What is the Well-Architected Cloud Test Suite?
When it comes to reliability, cloud providers use a Shared Responsibility Model. In essence, they’ll keep the infrastructure reliable, while you’re responsible for architecting reliability into your systems. To help make this easier, they’ve published a variety of best practice guides, such as the AWS Well-Architected Framework. These lengthy documents are filled with recommendations to help you architect a more secure, more reliable system.
But how do you know that your systems are performing the way you planned? That’s where reliability tests come in. In fact, the Well-Architected Framework includes a recommendation to test your reliability regularly.
Gremlin built the Well-Architected Cloud Test Suite to make this easier. Designed around cloud reliability principles and best practices, it gives you a testing foundation that covers the most common reliability failures out of the box. And with Gremlin’s Intelligent Health Checks, or integrations with most observability tools, you can understand how resilient your systems are in minutes.
Let’s dig into what the test suite includes.
What are test suites?
Test suites are the backbone of standardized resilience testing.
When using a test suite, you’re engaging in validation testing, which is used to verify the resilience of your system against known failure modes.
As an example, let’s look at autoscaling. When there’s a sudden surge in traffic, a cloud-based system should spin up additional resources to handle the increased demand. If it doesn’t, then it will lead to an outage where the system can’t keep up with demand. Thus, autoscaling is a known potential point of failure in a cloud system.
Using a test suite, you can automate running tests that increase demand on your system to make sure that autoscaling works correctly. If it doesn’t, the test will disengage and rollback to its previous state. But now you’ll know that there’s a problem with autoscaling—one that you can fix before it leads to an actual outage instead of just a simulated one.
Pre-built test suites, like the Gremlin Recommended Test Suite or the Well-Architected Cloud Test Suite, are a great place to start your testing. As you become more familiar with your system and the responses, you can customize the test suites by adjusting test parameters, adding/removing tests to better fit your architecture, or even creating your own test suites from scratch.
Tests in the Well-Architected Cloud Test Suite
There are several core reliability tests that you should look at running for every service. These are contained in the Gremlin Recommended Test Suite, covering your service’s scalability, redundancy, and dependency response. The Well-Architected Cloud Test Suite starts with these core tests, and layers on additional Disk I/O and DNS tests.
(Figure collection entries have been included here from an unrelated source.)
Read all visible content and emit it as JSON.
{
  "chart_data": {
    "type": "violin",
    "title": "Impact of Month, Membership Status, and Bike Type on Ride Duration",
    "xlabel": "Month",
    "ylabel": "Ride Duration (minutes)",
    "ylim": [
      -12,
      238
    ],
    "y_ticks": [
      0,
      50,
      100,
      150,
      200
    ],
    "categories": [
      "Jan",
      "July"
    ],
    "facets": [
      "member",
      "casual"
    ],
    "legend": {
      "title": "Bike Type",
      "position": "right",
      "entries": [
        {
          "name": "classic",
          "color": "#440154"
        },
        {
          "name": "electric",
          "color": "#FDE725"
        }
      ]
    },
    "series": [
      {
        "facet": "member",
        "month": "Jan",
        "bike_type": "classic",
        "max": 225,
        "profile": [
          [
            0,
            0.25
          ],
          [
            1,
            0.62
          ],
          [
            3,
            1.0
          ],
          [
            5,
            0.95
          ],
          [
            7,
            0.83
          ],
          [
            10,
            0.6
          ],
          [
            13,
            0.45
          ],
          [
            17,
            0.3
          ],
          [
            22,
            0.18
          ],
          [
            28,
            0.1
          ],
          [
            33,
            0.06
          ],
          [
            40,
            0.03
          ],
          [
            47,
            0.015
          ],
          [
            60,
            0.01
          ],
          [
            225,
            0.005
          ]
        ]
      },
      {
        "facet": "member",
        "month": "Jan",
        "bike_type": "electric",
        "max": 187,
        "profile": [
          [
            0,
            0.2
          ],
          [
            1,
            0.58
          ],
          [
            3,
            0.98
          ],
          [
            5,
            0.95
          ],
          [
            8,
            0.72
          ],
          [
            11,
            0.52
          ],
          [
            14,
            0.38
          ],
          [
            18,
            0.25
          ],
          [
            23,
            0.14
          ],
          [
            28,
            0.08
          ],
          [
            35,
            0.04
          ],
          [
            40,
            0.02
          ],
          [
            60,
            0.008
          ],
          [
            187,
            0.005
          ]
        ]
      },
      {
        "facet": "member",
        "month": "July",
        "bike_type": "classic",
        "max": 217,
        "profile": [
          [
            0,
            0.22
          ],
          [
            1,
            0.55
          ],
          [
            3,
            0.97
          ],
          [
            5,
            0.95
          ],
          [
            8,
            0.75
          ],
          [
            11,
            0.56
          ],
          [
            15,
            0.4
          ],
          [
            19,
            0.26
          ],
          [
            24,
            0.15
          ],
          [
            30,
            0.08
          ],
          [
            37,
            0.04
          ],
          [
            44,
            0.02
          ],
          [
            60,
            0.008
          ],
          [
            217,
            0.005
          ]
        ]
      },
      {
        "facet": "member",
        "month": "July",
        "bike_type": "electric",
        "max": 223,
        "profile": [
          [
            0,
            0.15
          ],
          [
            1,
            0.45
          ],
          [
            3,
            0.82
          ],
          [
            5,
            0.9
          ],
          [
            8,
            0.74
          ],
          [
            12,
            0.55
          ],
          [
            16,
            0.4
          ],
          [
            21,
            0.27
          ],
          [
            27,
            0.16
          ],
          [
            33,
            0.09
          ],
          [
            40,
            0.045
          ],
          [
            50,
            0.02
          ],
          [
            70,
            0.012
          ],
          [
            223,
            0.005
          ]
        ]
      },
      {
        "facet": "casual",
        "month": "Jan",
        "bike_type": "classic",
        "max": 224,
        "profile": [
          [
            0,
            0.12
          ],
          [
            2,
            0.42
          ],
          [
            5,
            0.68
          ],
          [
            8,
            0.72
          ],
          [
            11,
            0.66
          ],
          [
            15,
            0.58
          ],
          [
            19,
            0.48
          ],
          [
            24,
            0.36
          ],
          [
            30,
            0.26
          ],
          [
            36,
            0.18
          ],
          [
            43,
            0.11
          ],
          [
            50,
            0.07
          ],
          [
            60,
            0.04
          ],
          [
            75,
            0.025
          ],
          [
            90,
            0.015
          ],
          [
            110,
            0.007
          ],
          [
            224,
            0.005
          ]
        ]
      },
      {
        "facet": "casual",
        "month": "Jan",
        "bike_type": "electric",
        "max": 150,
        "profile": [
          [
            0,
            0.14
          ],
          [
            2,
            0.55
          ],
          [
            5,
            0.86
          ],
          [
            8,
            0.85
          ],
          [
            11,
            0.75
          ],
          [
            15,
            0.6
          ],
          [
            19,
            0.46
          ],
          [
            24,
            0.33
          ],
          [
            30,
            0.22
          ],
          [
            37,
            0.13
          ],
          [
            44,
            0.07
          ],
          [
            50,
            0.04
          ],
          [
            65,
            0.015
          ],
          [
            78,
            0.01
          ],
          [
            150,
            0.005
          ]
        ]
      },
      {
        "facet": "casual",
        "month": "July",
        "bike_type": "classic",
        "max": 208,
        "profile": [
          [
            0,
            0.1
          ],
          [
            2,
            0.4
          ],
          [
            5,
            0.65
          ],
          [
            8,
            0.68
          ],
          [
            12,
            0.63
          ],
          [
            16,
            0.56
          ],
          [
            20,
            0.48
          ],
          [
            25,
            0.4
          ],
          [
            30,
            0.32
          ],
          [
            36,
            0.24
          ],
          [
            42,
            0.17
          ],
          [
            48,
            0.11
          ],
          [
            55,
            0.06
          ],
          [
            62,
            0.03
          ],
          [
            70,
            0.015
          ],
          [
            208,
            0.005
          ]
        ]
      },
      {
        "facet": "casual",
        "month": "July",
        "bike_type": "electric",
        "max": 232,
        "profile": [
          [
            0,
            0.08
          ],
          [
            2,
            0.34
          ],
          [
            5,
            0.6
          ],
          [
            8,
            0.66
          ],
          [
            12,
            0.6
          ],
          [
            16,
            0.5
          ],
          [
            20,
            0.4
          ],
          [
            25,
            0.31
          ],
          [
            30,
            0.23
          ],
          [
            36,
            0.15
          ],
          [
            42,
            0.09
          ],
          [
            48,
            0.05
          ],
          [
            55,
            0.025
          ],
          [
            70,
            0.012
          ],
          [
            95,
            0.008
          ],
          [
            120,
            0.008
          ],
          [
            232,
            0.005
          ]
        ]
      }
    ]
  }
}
Once your service is connected to the Gremlin platform, you’ll be able to immediately run these tests on your services. The Well-Architected Cloud Test Suite includes nine tests that break down into these groups.
Scalability tests
Your cloud deployments need to be resilient to sudden increases in demand for resources. These three tests will verify that your services are resilient to sudden resource spikes.
CPU Scalability
Ensure that your service scales as expected when CPU is limited.
- Consume CPU in 3 stages (50%, 75%, 90%)
- Est. test length: 15 minutes
Memory Scalability
Ensure that your service scales as expected when memory is limited.
- Increase memory utilization in 3 stages (50%, 75%, 90%)
- Est. test length: 15 minutes
Disk I/O Scalability
Ensure your service withstand high read/write disk activity.
- Increase memory utilization in 3 stages (50%, 75%, 90%)
- Est. test length: 15 minutes
Relevant AWS Well-Architected Framework sections
- WAF REL05-BP07: Implement emergency levers
- WAF REL07-BP01: Use automation when obtaining or scaling resources
- WAF REL07-BP02: Obtain resources upon detection of impairment to a workload
- WAF REL07-BP03: Obtain resources upon detection that more resources are needed for a workload
Redundancy tests
While cloud providers work hard to keep systems up, there will still be times when hosts, zones, or regions are unreachable. These tests shut down network access to verify that your deployment has the redundancy needed to stay up when a host, zone, or DNS service isn’t reachable.
Host redundancy
Verify that your service can withstand the loss of a host.
- Immediately shutting down a randomly selected host or container
- Est. test length: 5 minutes
Zone redundancy
Ensure your service can withstand the loss of an availability zone. The Gremlin zone tag is required for this test.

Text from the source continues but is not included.